Top 20 Most Common Mushrooms in Concon
Most Common Mushrooms
1. Blewit
The blewit mushroom grows in fallen leaves in autumn and winter, sometimes appearing in ‘fairy ring’ circles. It can be used to make a green dye when chopped and boiled in an iron pot. The scientific name, Lepista nuda, derives from Latin words meaning “bare goblet,” a reference to the shape and texture of the mushroom.
2. Hairy curtain crust
This clustered, overlapping fungus is found all over the world, and is considered native across both the northern and southern hemispheres. Both its common name, hairy curtain crust, and its scientific name, Stereum hirsutum, aptly describe its most obvious features: it is quite tough (stereum) and the younger fruitbodies are notably hairy (hirsutum).
3. Big sheath mushroom
These large white mushrooms bloom all over cleared, harvested fields, as well as pastures and roadsides. The scientific species name comes from Greek words meaning “glue” (glioio) and “head” (cephalus), in reference to the sticky surface of this mushroom’s cap. The big sheath mushroom looks so similar to the poisonous Deathcap and Destroying Angel mushrooms that it should always be left alone.
4. Cyttaria espinosae
The Cyttaria espinosae has a globose structure of white color and sticky surface, a thin white membrane covers the mushroom; This membrane is broken at the moment when the mushroom grows, revealing the apotheciae, which correspond to circular orange cavities on the surface of the mushroom in which the ascaspores and ascospores develop. The digüeñe is a strict and specific parasite of Nothofagus, mainly of Nothofagus obliqua and causes cancerous gills in the branches, from which the fruiting bodies emerge from spring to early summer. The rough surfaces of the fungus favor air movements in turbulence, which facilitates the dispersion of the spores by the wind.
5. Field bird's-nest
The field bird's-nest forms spore-bearing structures that are called peridioles. These reproductive structures resemble eggs, especially because they're nested in a cup-shaped fruit body, just like eggs in a bird's nest, hence its common English name of Field bird's-nest.
6. Split gill
Split gill(Schizophyllum commune) can be found across the globe. Uniquely, it is the only mushroom species known to display the capability to retract by movement. It is considered inedible, although not necessarily toxic. Furthermore, it is not recommended to smell this species, as the spores are capable of sprouting and growing in nasal passages.
7. Purple-spored puffball
It's hard to mistake this mushroom for another.

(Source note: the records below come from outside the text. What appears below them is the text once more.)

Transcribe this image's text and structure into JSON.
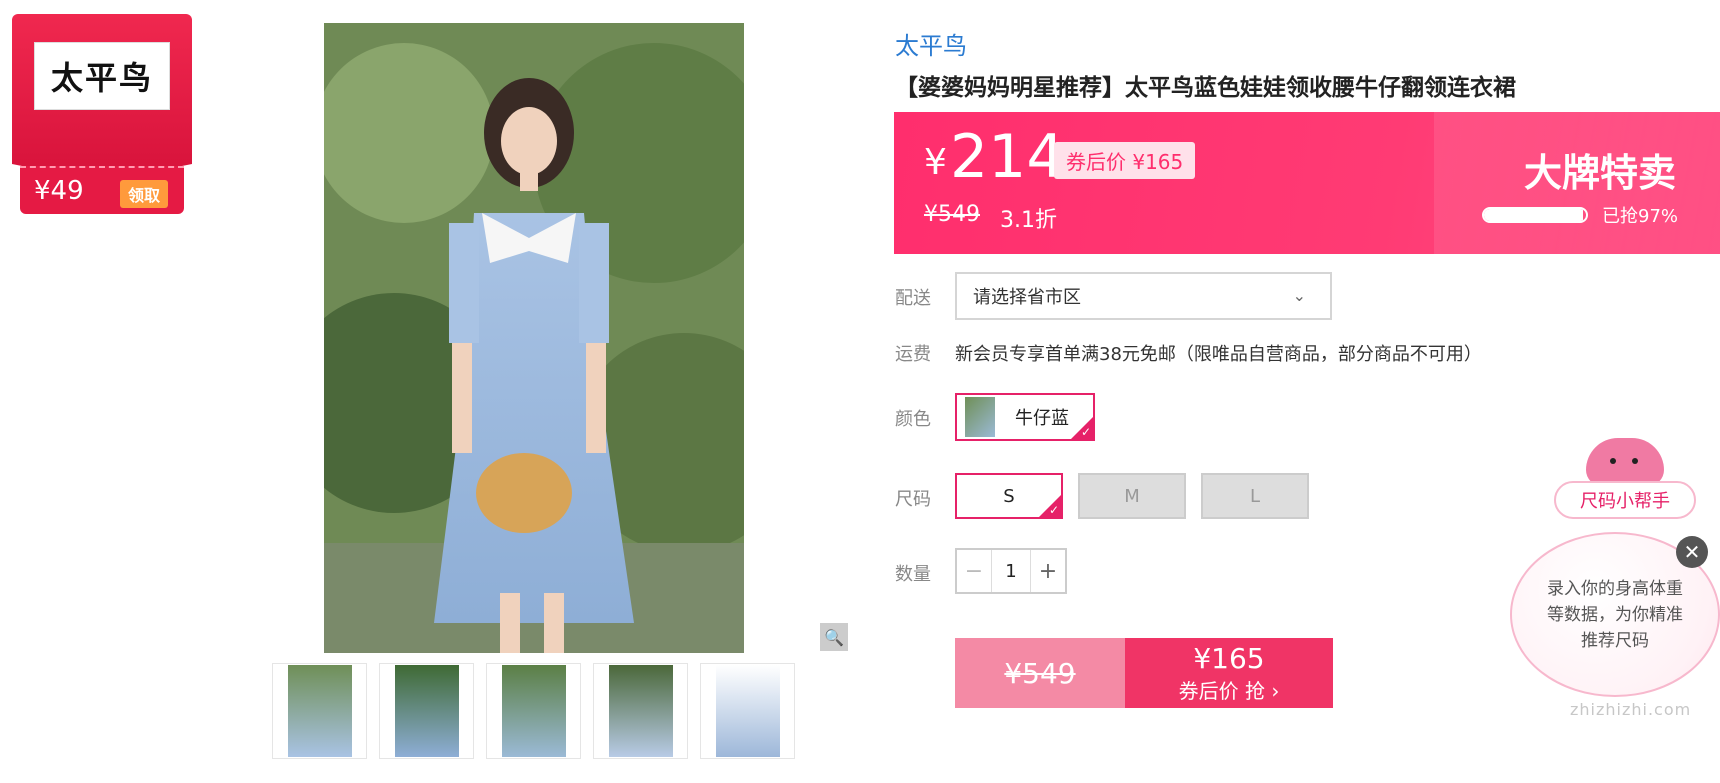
{
  "coupon": {
    "brand_logo_text": "太平鸟",
    "amount": "¥49",
    "action_label": "领取"
  },
  "product": {
    "brand": "太平鸟",
    "title": "【婆婆妈妈明星推荐】太平鸟蓝色娃娃领收腰牛仔翻领连衣裙",
    "price_symbol": "¥",
    "price": "214",
    "after_coupon_tag": "券后价 ¥165",
    "original_price": "¥549",
    "discount": "3.1折",
    "sale_title": "大牌特卖",
    "sold_text": "已抢97%",
    "sold_progress": 0.97
  },
  "delivery": {
    "label": "配送",
    "select_value": "请选择省市区"
  },
  "shipping": {
    "label": "运费",
    "text": "新会员专享首单满38元免邮（限唯品自营商品，部分商品不可用）"
  },
  "color": {
    "label": "颜色",
    "options": [
      {
        "name": "牛仔蓝",
        "selected": true
      }
    ]
  },
  "size": {
    "label": "尺码",
    "options": [
      {
        "name": "S",
        "selected": true
      },
      {
        "name": "M",
        "selected": false
      },
      {
        "name": "L",
        "selected": false
      }
    ]
  },
  "quantity": {
    "label": "数量",
    "value": "1",
    "minus": "−",
    "plus": "+"
  },
  "buy": {
    "original_price": "¥549",
    "coupon_price": "¥165",
    "action_label": "券后价 抢 ›"
  },
  "size_helper": {
    "title": "尺码小帮手",
    "text": "录入你的身高体重等数据，为你精准推荐尺码",
    "close_symbol": "✕"
  },
  "zoom_icon": "🔍",
  "watermark": "zhizhizhi.com",
  "colors": {
    "brand_blue": "#2b7bd1",
    "accent_pink": "#ff2e6d",
    "selected_border": "#e62168",
    "buy_left": "#f48aa5",
    "buy_right": "#f03466"
  },
  "icons": {
    "zoom": "search-icon",
    "dropdown": "chevron-down-icon",
    "close": "close-icon"
  }
}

The aptly-named purple-spored puffball has a large, round, or pear-shaped fruiting body and is purple or chocolate-brown in color (with spores to match). Purple-spored puffballs are found in prairies and meadows across North America and Australia.
8. Turkey tail
The distinctively-striped turkey tail fungus grows on stumps and logs all over the forests of the northern hemisphere. It is, in fact, probably the most common species you will find. That doesn't mean this mushroom is plain, however; each cap is uniquely patterned. Look for bands of alternating textures as well as color.
9. Southern bracket
The beaded Lackporling (Ganoderma adspersum, also Ganoderma australe or Ganoderma europaeum) is a fungus of the genus of Lackporlinge (Ganoderma) in the order of the pore fungi.
10. Austro dripping bonnet
The austro dripping bonnet (Roridomyces austrororidus) is a must-see. Look closely at the tiny mushrooms emerging from the ground to see the iridescent, mucus-like sheen on eacj cap and stem. They erupt in groups from the damp, decaying debris on rainforest floors.